Il valore di una storia letta o ascoltata è indiscutibile, è un momento di confronto e, spesso, di ricomposizione di un pensiero o di una convinzione che incontra o si scontra con il nostro modo di osservare le cose nel mondo.

È da questa sinergia di differenti prospettive narrative, tra chi scrive e chi legge, che può nascere un nuovo pensiero che non necessariamente rispecchi quello di partenza.

Sono le riflessioni della scrittrice Francesca Cavallo su “L’importanza delle Storie”, che ascolto in una interessante diretta Fb.

L’autrice è nota al pubblico per i libri scritti per i più piccoli, il primo fra tutti dal titolo “Storie della buonanotte per bambine ribelli” risale al 2016, attraverso i quali propone storie di personaggi nuovi in una chiave moderna.

Il suo discorso sulla narrazione intesa come un punto di osservazione necessario per costruire sé stessi, mi appassiona.

Per la Cavallo, le storie hanno il potere di cambiare il mondo. Mi chiedo: come?

L’idea è che le storie, quelle raccontate nei libri e in Tv, possano regalare le tessere per comporre la propria storia e ogni esistenza diventa il mosaico su cui apporre la propria.

Da quando siamo nati ci combiniamo attraverso le continue narrazioni, e le storie invisibili, quelle non ancora raccontate, rappresentano i pezzi mancanti; in ogni pezzo del puzzle c’è un po’ di noi, e proprio noi siamo il pezzo che manca.

C’è un’altra sfaccettatura nell’argomentare della Cavallo, e riguarda il fatto che “Le storie ci spingono gli uni verso gli altri”.

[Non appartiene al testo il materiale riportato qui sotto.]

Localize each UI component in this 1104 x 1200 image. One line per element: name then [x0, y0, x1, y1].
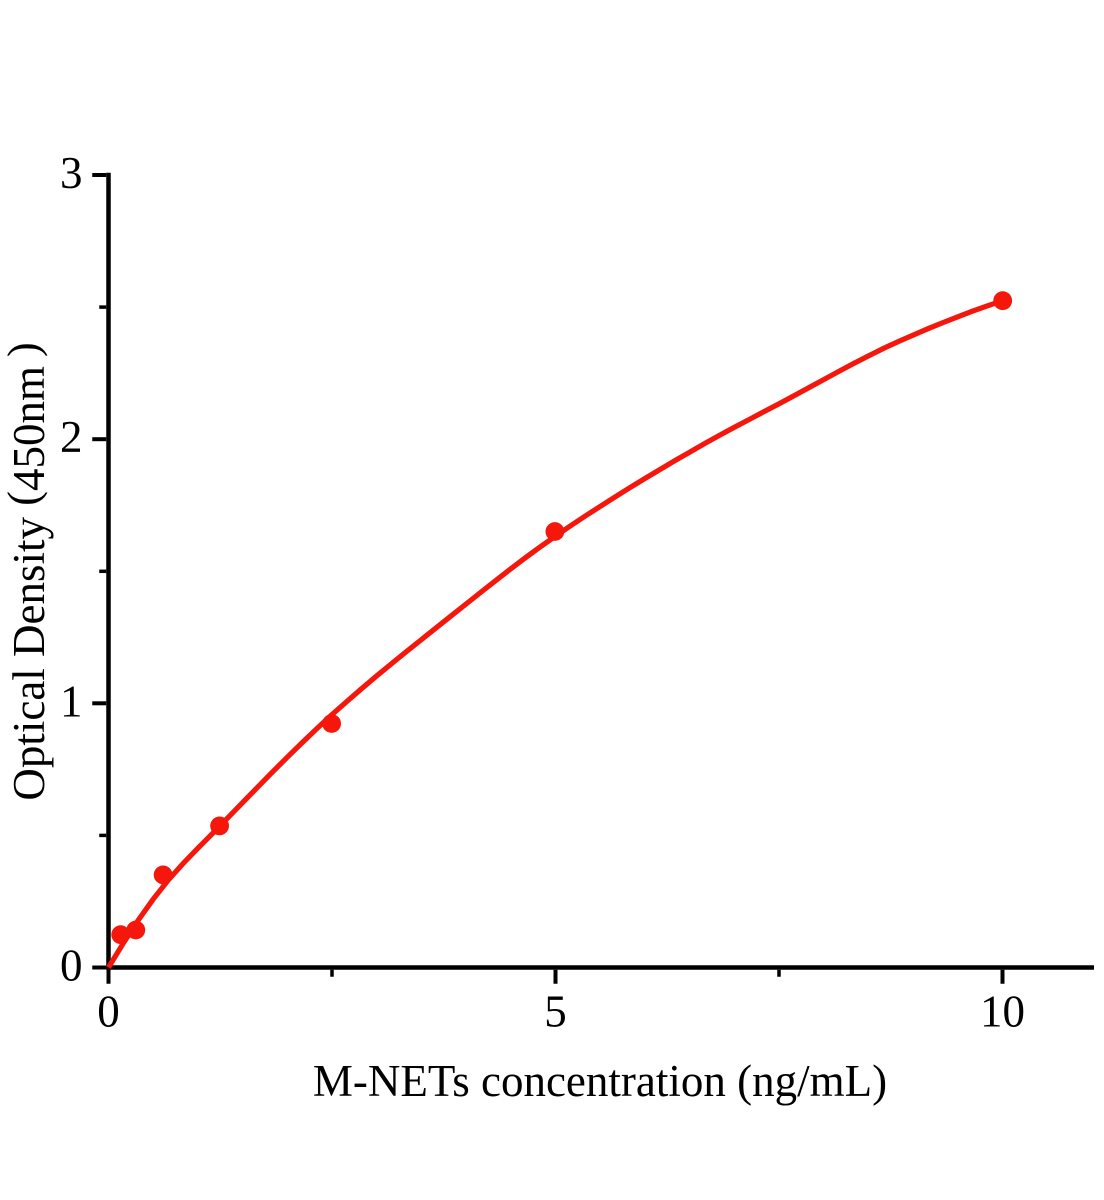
svg-text:2: 2 [60, 412, 83, 462]
svg-text:3: 3 [60, 148, 83, 198]
svg-text:1: 1 [60, 676, 83, 726]
svg-text:10: 10 [980, 987, 1025, 1037]
svg-text:5: 5 [544, 987, 567, 1037]
svg-text:0: 0 [60, 941, 83, 991]
svg-text:Optical Density (450nm ): Optical Density (450nm ) [0, 342, 54, 800]
svg-text:0: 0 [97, 987, 120, 1037]
svg-text:M-NETs concentration (ng/mL): M-NETs concentration (ng/mL) [313, 1056, 887, 1106]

Ritorno alla domanda di prima su come possa accadere che le storie raccontate contribuiscano a cambiare se non il mondo, almeno il punto di osservazione, e la scrittrice mi fornisce la risposta riferendosi ad alcuni prodotti cinematografici e televisivi.

Nel 2000 nelle sale cinematografiche arriva il film “Billy Elliot”, la produzione animata “The Brave” nel 2012, e la sitcom “Will & Grace” trasmessa per la prima volta nel 1998. In tutte ci si trova a seguire storie di personaggi che rompono alcuni stereotipi comunemente accettati: i maschi non seguono corsi di danza classica; le ragazze non praticano il tiro con l’arco e in epoche remote desideravano solo mettere su famiglia; gli omosessuali diventano i protagonisti di storie in Tv.

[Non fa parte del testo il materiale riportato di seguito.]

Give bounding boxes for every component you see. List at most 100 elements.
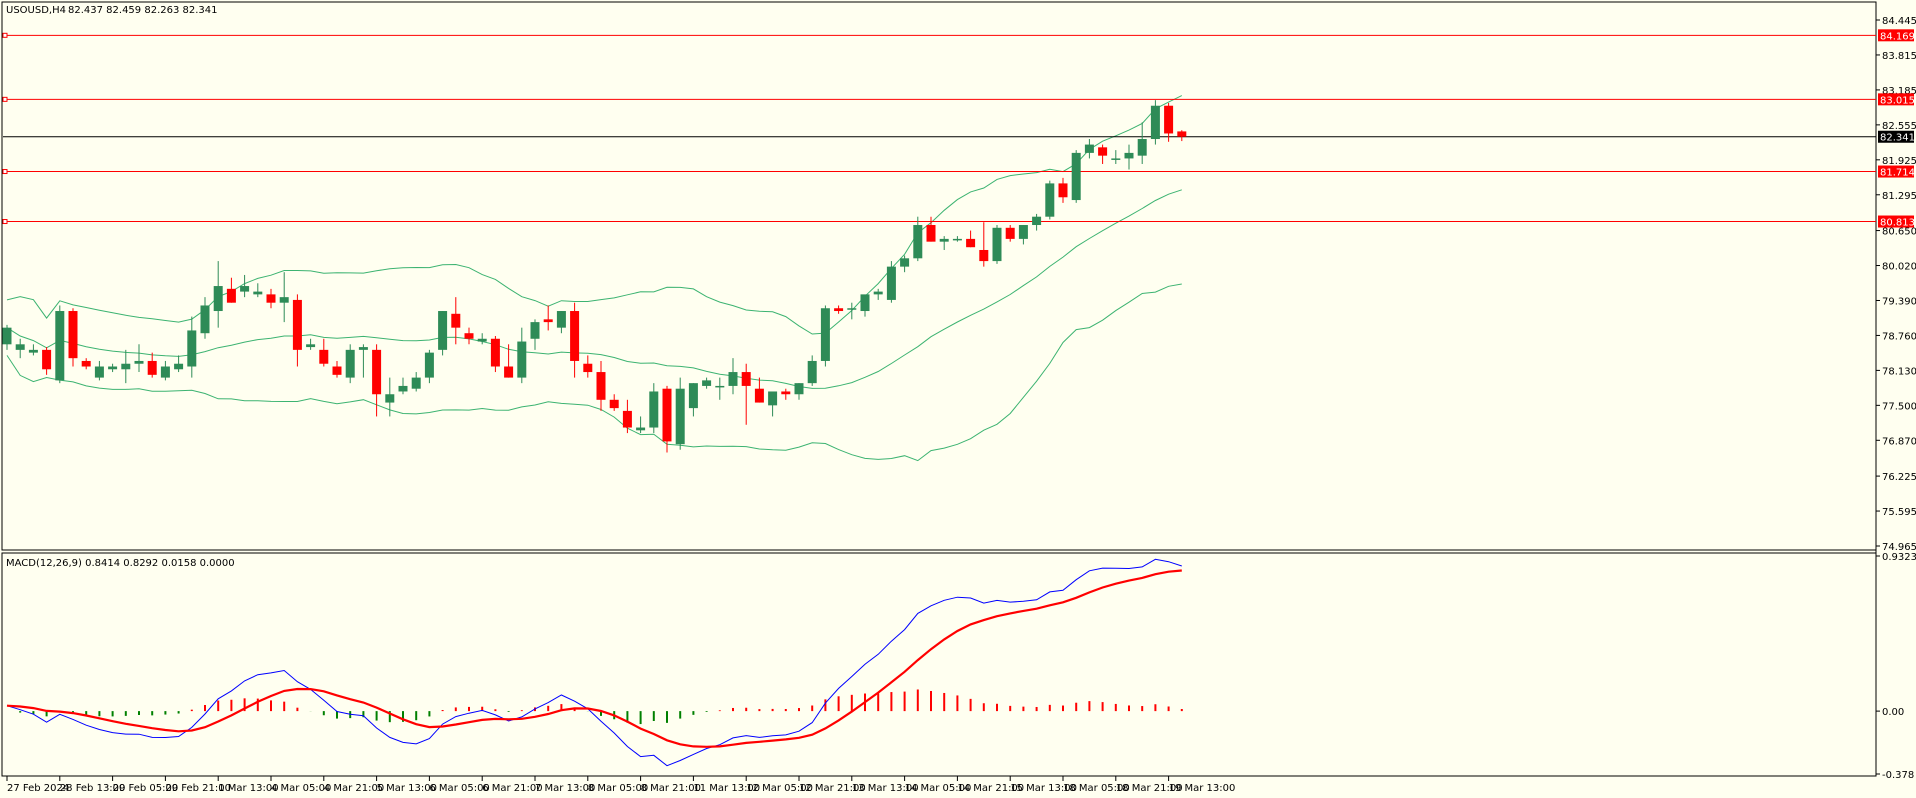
candle — [1177, 130, 1187, 142]
candle — [438, 311, 448, 356]
candle-body — [490, 338, 500, 367]
candle-body — [424, 352, 434, 378]
price-axis-label: 83.815 — [1882, 51, 1916, 62]
candle-body — [55, 311, 65, 381]
candle-body — [1098, 147, 1108, 156]
time-axis-label: 18 Mar 05:00 — [1063, 783, 1130, 794]
candle — [464, 327, 474, 345]
candle-body — [688, 383, 698, 409]
time-axis-label: 4 Mar 21:00 — [324, 783, 384, 794]
candle-body — [939, 238, 949, 242]
candle — [556, 311, 566, 334]
candle — [913, 216, 923, 262]
symbol-title: USOUSD,H4 — [6, 5, 66, 16]
candle-body — [358, 347, 368, 350]
candle — [68, 308, 78, 367]
macd-pane[interactable] — [1, 552, 1877, 777]
price-pane[interactable] — [1, 1, 1877, 551]
time-axis-label: 29 Feb 05:00 — [113, 783, 179, 794]
candle-body — [715, 385, 725, 388]
candle — [490, 335, 500, 373]
candle-body — [636, 427, 646, 431]
candle-body — [913, 225, 923, 259]
macd-line — [6, 558, 1182, 767]
time-axis-label: 12 Mar 21:00 — [799, 783, 866, 794]
candle-body — [306, 344, 316, 348]
candle-body — [662, 388, 672, 442]
candle-body — [807, 360, 817, 384]
price-axis-label: 81.295 — [1882, 191, 1916, 202]
price-axis-label: 78.130 — [1882, 366, 1916, 377]
candle-body — [213, 286, 223, 312]
candle-body — [81, 360, 91, 367]
price-axis-label: 83.185 — [1882, 86, 1916, 97]
candle — [345, 344, 355, 384]
candle — [411, 372, 421, 392]
time-axis-label: 7 Mar 13:00 — [535, 783, 595, 794]
time-axis-label: 5 Mar 13:00 — [377, 783, 437, 794]
candle-body — [200, 305, 210, 334]
bollinger-upper-band — [6, 95, 1183, 335]
candle — [939, 236, 949, 250]
candle — [504, 344, 514, 378]
candle — [517, 327, 527, 384]
level-price-label: 80.813 — [1880, 218, 1915, 229]
candle — [966, 230, 976, 248]
candle — [1045, 180, 1055, 220]
price-axis-label: 74.965 — [1882, 542, 1916, 553]
axis-layer: 84.445 83.815 83.185 82.555 81.925 81.295 80.6… — [6, 16, 1916, 794]
candle-body — [147, 360, 157, 375]
candle — [662, 385, 672, 453]
candle-body — [1005, 227, 1015, 239]
candle — [187, 316, 197, 378]
time-axis-label: 19 Mar 13:00 — [1169, 783, 1236, 794]
candle — [253, 283, 263, 298]
price-axis-label: 78.760 — [1882, 331, 1916, 342]
candle — [609, 394, 619, 411]
candle-body — [266, 294, 276, 303]
candle — [306, 338, 316, 350]
candle — [926, 216, 936, 242]
candle-body — [517, 341, 527, 378]
candle-body — [556, 311, 566, 328]
macd-axis-label: 0.00 — [1882, 707, 1904, 718]
price-layer — [2, 32, 1876, 462]
candle — [570, 302, 580, 378]
candle — [900, 255, 910, 273]
current-price-tag — [1878, 130, 1914, 143]
time-axis-label: 28 Feb 13:00 — [60, 783, 126, 794]
candle-body — [1045, 183, 1055, 217]
candle — [424, 349, 434, 384]
candle-body — [649, 391, 659, 428]
candle-body — [583, 363, 593, 373]
macd-axis-label: -0.378 — [1882, 770, 1914, 781]
candle — [688, 383, 698, 417]
candle-body — [820, 308, 830, 361]
candle-body — [847, 308, 857, 310]
time-axis-label: 13 Mar 13:00 — [852, 783, 919, 794]
candle — [543, 305, 553, 331]
candle — [847, 302, 857, 320]
time-axis-label: 8 Mar 05:00 — [588, 783, 648, 794]
candle — [477, 333, 487, 345]
price-axis-label: 81.925 — [1882, 156, 1916, 167]
candle — [702, 377, 712, 389]
candle — [174, 355, 184, 373]
level-price-label: 84.169 — [1880, 31, 1915, 42]
candle — [741, 363, 751, 425]
candle-body — [1018, 225, 1028, 239]
level-price-tag — [1878, 165, 1914, 178]
candle — [1111, 150, 1121, 164]
candle-body — [292, 299, 302, 350]
candle-body — [1164, 105, 1174, 134]
time-axis-label: 27 Feb 2024 — [7, 783, 69, 794]
level-anchor-handle — [2, 219, 8, 225]
candle — [398, 377, 408, 395]
candle — [1124, 144, 1134, 170]
candle-body — [728, 372, 738, 386]
candle — [358, 344, 368, 378]
candle — [728, 358, 738, 395]
candle — [1071, 150, 1081, 203]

Cosa accade dopo la presentazione al grande pubblico di queste storie?

Una ricerca ha evidenziato come la loro visione ha cambiato l’idea di partenza di molti spettatori, portatori proprio di quei pregiudizi che le narrazioni intendevano smontare; l’effetto che si è ottenuto è stato quello di normalizzare quello che in precedenza si definiva anomalo, perché è l’assenza di conoscenza che rafforza il preconcetto.

Lo spettatore sviluppa un’empatia con il protagonista della storia e, spesso, cambia atteggiamento rispetto ad un tema più ampio.

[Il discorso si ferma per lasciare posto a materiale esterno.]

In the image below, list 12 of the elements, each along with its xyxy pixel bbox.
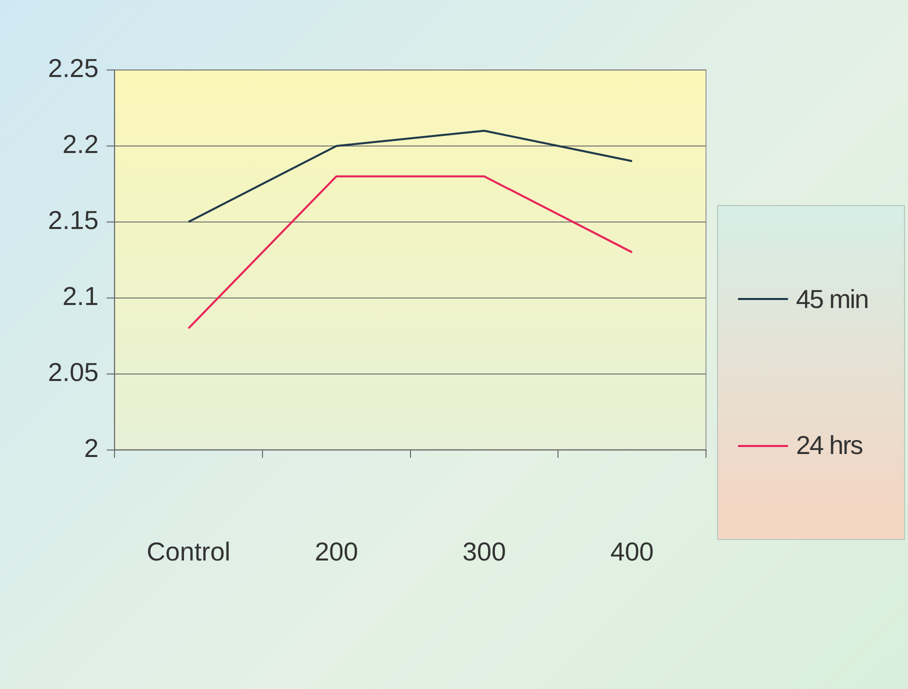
- y-tick-label: 2.1: [62, 281, 99, 312]
- x-tick-label: 300: [462, 536, 506, 567]
- legend-label: 24 hrs: [796, 430, 862, 462]
- x-tick-label: Control: [146, 536, 230, 567]
- x-tick-label: 400: [610, 536, 654, 567]
- legend-label: 45 min: [796, 284, 868, 315]
- y-tick-label: 2: [84, 432, 99, 463]
- x-tick-label: 200: [314, 536, 358, 567]
- y-tick-label: 2.25: [48, 53, 99, 84]
- y-tick-label: 2.2: [62, 129, 99, 160]
- y-tick-label: 2.05: [48, 357, 99, 388]
- y-tick-label: 2.15: [48, 205, 99, 236]
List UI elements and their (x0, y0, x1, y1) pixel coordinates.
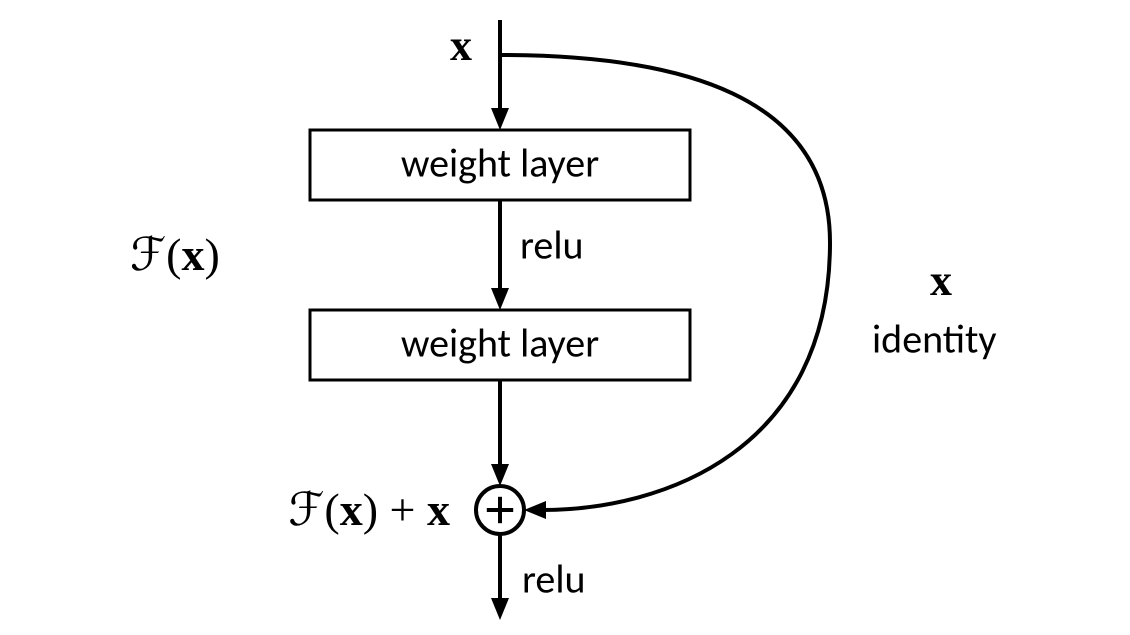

Per la Cavallo, l’immaginazione ha un ruolo essenziale nella possibilità di modificare la prospettiva di partenza delle persone, e immaginare insieme aiuta a innescare l’ipotetico cambiamento più velocemente.

Nei racconti si ripercorre la storia dei personaggi, ed è quello il momento in cui nella testa dello spettatore si forma il tema generale su cui si vuole porre all’attenzione . Ciò vale soprattutto per i bambini.

La Cavallo afferma che raccontare storie ai bambini è il modo più politico per affrontare i temi dell’esistenza, perché è il canale attraverso il quale lasciare passare messaggi che abbattano i pregiudizi.

Si potrà essere d’accordo o meno con la scrittrice, ma il meccanismo che sottende al processo che veicola i messaggi, è sicuramente interessante e merita attente riflessioni.